A lot of the horsey public bemoaned the fact that Clare Balding was not used more widely for the Olympic equestrian events (her talents seemed oddly wasted at the aquatic centre), but with Clare widely acclaimed for her Olympic presenting (and well on her way to becoming a national treasure) her recent appointment as the new face of Channel 4 racing from next January, is something of a coup. The broadcaster recently secured a deal giving them exclusive rights to all terrestrial racing coverage for the next 4 years and reportedly have plans to expand the profile of jockeys, trainers and horses.

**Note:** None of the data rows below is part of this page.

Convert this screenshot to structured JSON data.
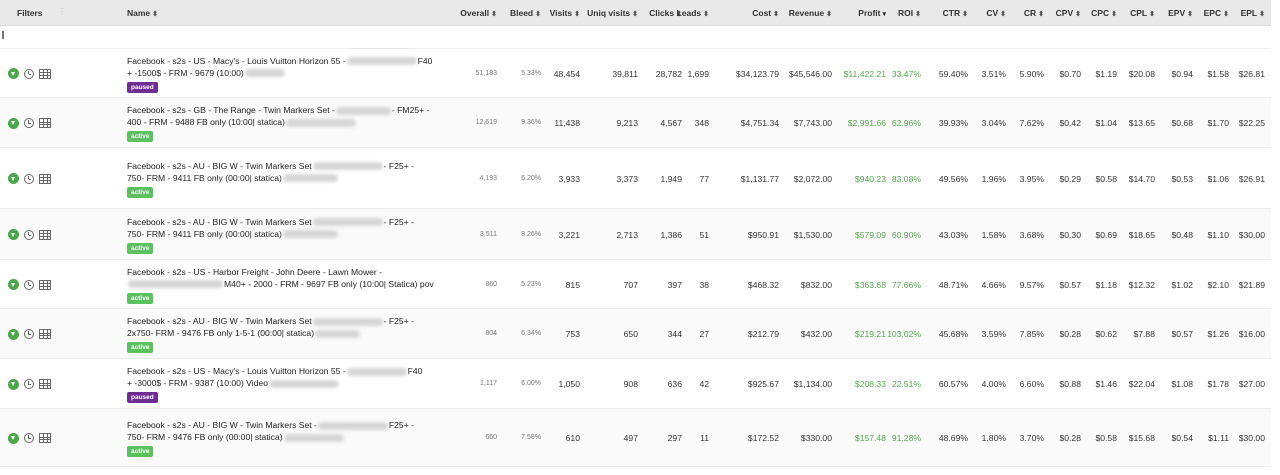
{
  "header": {
    "filters": "Filters",
    "columns": [
      {
        "key": "name",
        "label": "Name",
        "sort": "⬍"
      },
      {
        "key": "overall",
        "label": "Overall",
        "sort": "⬍"
      },
      {
        "key": "bleed",
        "label": "Bleed",
        "sort": "⬍"
      },
      {
        "key": "visits",
        "label": "Visits",
        "sort": "⬍"
      },
      {
        "key": "uniq",
        "label": "Uniq visits",
        "sort": "⬍"
      },
      {
        "key": "clicks",
        "label": "Clicks",
        "sort": "⬍"
      },
      {
        "key": "leads",
        "label": "Leads",
        "sort": "⬍"
      },
      {
        "key": "cost",
        "label": "Cost",
        "sort": "⬍"
      },
      {
        "key": "revenue",
        "label": "Revenue",
        "sort": "⬍"
      },
      {
        "key": "profit",
        "label": "Profit",
        "sort": "▾"
      },
      {
        "key": "roi",
        "label": "ROI",
        "sort": "⬍"
      },
      {
        "key": "ctr",
        "label": "CTR",
        "sort": "⬍"
      },
      {
        "key": "cv",
        "label": "CV",
        "sort": "⬍"
      },
      {
        "key": "cr",
        "label": "CR",
        "sort": "⬍"
      },
      {
        "key": "cpv",
        "label": "CPV",
        "sort": "⬍"
      },
      {
        "key": "cpc",
        "label": "CPC",
        "sort": "⬍"
      },
      {
        "key": "cpl",
        "label": "CPL",
        "sort": "⬍"
      },
      {
        "key": "epv",
        "label": "EPV",
        "sort": "⬍"
      },
      {
        "key": "epc",
        "label": "EPC",
        "sort": "⬍"
      },
      {
        "key": "epl",
        "label": "EPL",
        "sort": "⬍"
      }
    ]
  },
  "colors": {
    "paused": "#6f2c91",
    "active": "#5cbf60",
    "profit": "#55a54f",
    "play_icon": "#4ca64c"
  },
  "icons": [
    "play-circle-icon",
    "clock-icon",
    "table-icon"
  ],
  "rows": [
    {
      "name_line1": "Facebook - s2s - US - Macy's - Louis Vuitton Horizon 55 -",
      "name_line1_tail": "F40",
      "name_line2": "+ -1500$ - FRM - 9679 (10:00)",
      "name_line2_tail": "",
      "status": "paused",
      "overall": "51,183",
      "bleed": "5.33%",
      "visits": "48,454",
      "uniq": "39,811",
      "clicks": "28,782",
      "leads": "1,699",
      "cost": "$34,123.79",
      "revenue": "$45,546.00",
      "profit": "$11,422.21",
      "roi": "33.47%",
      "ctr": "59.40%",
      "cv": "3.51%",
      "cr": "5.90%",
      "cpv": "$0.70",
      "cpc": "$1.19",
      "cpl": "$20.08",
      "epv": "$0.94",
      "epc": "$1.58",
      "epl": "$26.81"
    },
    {
      "name_line1": "Facebook - s2s - GB - The Range - Twin Markers Set -",
      "name_line1_tail": "- FM25+ -",
      "name_line2": "400 - FRM - 9488 FB only (10:00| statica)",
      "name_line2_tail": "",
      "status": "active",
      "overall": "12,619",
      "bleed": "9.36%",
      "visits": "11,438",
      "uniq": "9,213",
      "clicks": "4,567",
      "leads": "348",
      "cost": "$4,751.34",
      "revenue": "$7,743.00",
      "profit": "$2,991.66",
      "roi": "62.96%",
      "ctr": "39.93%",
      "cv": "3.04%",
      "cr": "7.62%",
      "cpv": "$0.42",
      "cpc": "$1.04",
      "cpl": "$13.65",
      "epv": "$0.68",
      "epc": "$1.70",
      "epl": "$22.25"
    },
    {
      "name_line1": "Facebook - s2s - AU - BIG W - Twin Markers Set",
      "name_line1_tail": "- F25+ -",
      "name_line2": "750- FRM - 9411 FB only (00:00| statica)",
      "name_line2_tail": "",
      "status": "active",
      "overall": "4,193",
      "bleed": "6.20%",
      "visits": "3,933",
      "uniq": "3,373",
      "clicks": "1,949",
      "leads": "77",
      "cost": "$1,131.77",
      "revenue": "$2,072.00",
      "profit": "$940.23",
      "roi": "83.08%",
      "ctr": "49.56%",
      "cv": "1.96%",
      "cr": "3.95%",
      "cpv": "$0.29",
      "cpc": "$0.58",
      "cpl": "$14.70",
      "epv": "$0.53",
      "epc": "$1.06",
      "epl": "$26.91"
    },
    {
      "name_line1": "Facebook - s2s - AU - BIG W - Twin Markers Set",
      "name_line1_tail": "- F25+ -",
      "name_line2": "750- FRM - 9411 FB only (00:00| statica)",
      "name_line2_tail": "",
      "status": "active",
      "overall": "3,511",
      "bleed": "8.26%",
      "visits": "3,221",
      "uniq": "2,713",
      "clicks": "1,386",
      "leads": "51",
      "cost": "$950.91",
      "revenue": "$1,530.00",
      "profit": "$579.09",
      "roi": "60.90%",
      "ctr": "43.03%",
      "cv": "1.58%",
      "cr": "3.68%",
      "cpv": "$0.30",
      "cpc": "$0.69",
      "cpl": "$18.65",
      "epv": "$0.48",
      "epc": "$1.10",
      "epl": "$30.00"
    },
    {
      "name_line1": "Facebook - s2s - US - Harbor Freight - John Deere - Lawn Mower -",
      "name_line1_tail": "",
      "name_line2": "M40+ - 2000 - FRM - 9697 FB only (10:00| Statica) pov",
      "name_line2_tail": "",
      "status": "active",
      "overall": "860",
      "bleed": "5.23%",
      "visits": "815",
      "uniq": "707",
      "clicks": "397",
      "leads": "38",
      "cost": "$468.32",
      "revenue": "$832.00",
      "profit": "$363.68",
      "roi": "77.66%",
      "ctr": "48.71%",
      "cv": "4.66%",
      "cr": "9.57%",
      "cpv": "$0.57",
      "cpc": "$1.18",
      "cpl": "$12.32",
      "epv": "$1.02",
      "epc": "$2.10",
      "epl": "$21.89"
    },
    {
      "name_line1": "Facebook - s2s - AU - BIG W - Twin Markers Set",
      "name_line1_tail": "- F25+ -",
      "name_line2": "2x750- FRM - 9476 FB only 1-5-1 (00:00| statica)",
      "name_line2_tail": "",
      "status": "active",
      "overall": "804",
      "bleed": "6.34%",
      "visits": "753",
      "uniq": "650",
      "clicks": "344",
      "leads": "27",
      "cost": "$212.79",
      "revenue": "$432.00",
      "profit": "$219.21",
      "roi": "103.02%",
      "ctr": "45.68%",
      "cv": "3.59%",
      "cr": "7.85%",
      "cpv": "$0.28",
      "cpc": "$0.62",
      "cpl": "$7.88",
      "epv": "$0.57",
      "epc": "$1.26",
      "epl": "$16.00"
    },
    {
      "name_line1": "Facebook - s2s - US - Macy's - Louis Vuitton Horizon 55 -",
      "name_line1_tail": "F40",
      "name_line2": "+ -3000$ - FRM - 9387 (10:00) Video",
      "name_line2_tail": "",
      "status": "paused",
      "overall": "1,117",
      "bleed": "6.00%",
      "visits": "1,050",
      "uniq": "908",
      "clicks": "636",
      "leads": "42",
      "cost": "$925.67",
      "revenue": "$1,134.00",
      "profit": "$208.33",
      "roi": "22.51%",
      "ctr": "60.57%",
      "cv": "4.00%",
      "cr": "6.60%",
      "cpv": "$0.88",
      "cpc": "$1.46",
      "cpl": "$22.04",
      "epv": "$1.08",
      "epc": "$1.78",
      "epl": "$27.00"
    },
    {
      "name_line1": "Facebook - s2s - AU - BIG W - Twin Markers Set -",
      "name_line1_tail": "F25+ -",
      "name_line2": "750- FRM - 9476 FB only (00:00| statica)",
      "name_line2_tail": "",
      "status": "active",
      "overall": "660",
      "bleed": "7.58%",
      "visits": "610",
      "uniq": "497",
      "clicks": "297",
      "leads": "11",
      "cost": "$172.52",
      "revenue": "$330.00",
      "profit": "$157.48",
      "roi": "91.28%",
      "ctr": "48.69%",
      "cv": "1.80%",
      "cr": "3.70%",
      "cpv": "$0.28",
      "cpc": "$0.58",
      "cpl": "$15.68",
      "epv": "$0.54",
      "epc": "$1.11",
      "epl": "$30.00"
    }
  ]
}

What has this got to do with us?
I think that it has been an interesting case study. Despite being a relatively successful sport (as per the BHS stats), equestrian sports have suffered a low mainstream profile in the UK. The South African racing industry has a massive impact on the economy in terms of employment, value to the agricultural sector and of course our incredible success on the international stage. And yet, despite all this, our mainstream media ‘footprint’ remains small. I don’t know whether it is because of our elitist “Sport of Kings” image or whether we’re just an inherently modest bunch, but we don’t tend to acknowledge or celebrate ourselves very much. Which is crazy, because we have some of the best horses, riders, trainers, breeders (and probably punters!) in the world. We just need to figure out how to capitalize on it a little more.
Our horses are, and have always been, the centrifugal force around which our industry (and our lives!) revolve. You can have as many trophies, medals and championships as you like, but I maintain that the majesty and the magic are missing without the horse.
Correction – I erroneously listed Jackson Nkompela as the recipient of the Plaaswerker van die Jaar award at the recent Cape Awards. The award winner was Peet Volmink. My apologies to Veronica Foulkes and Peet Volmink.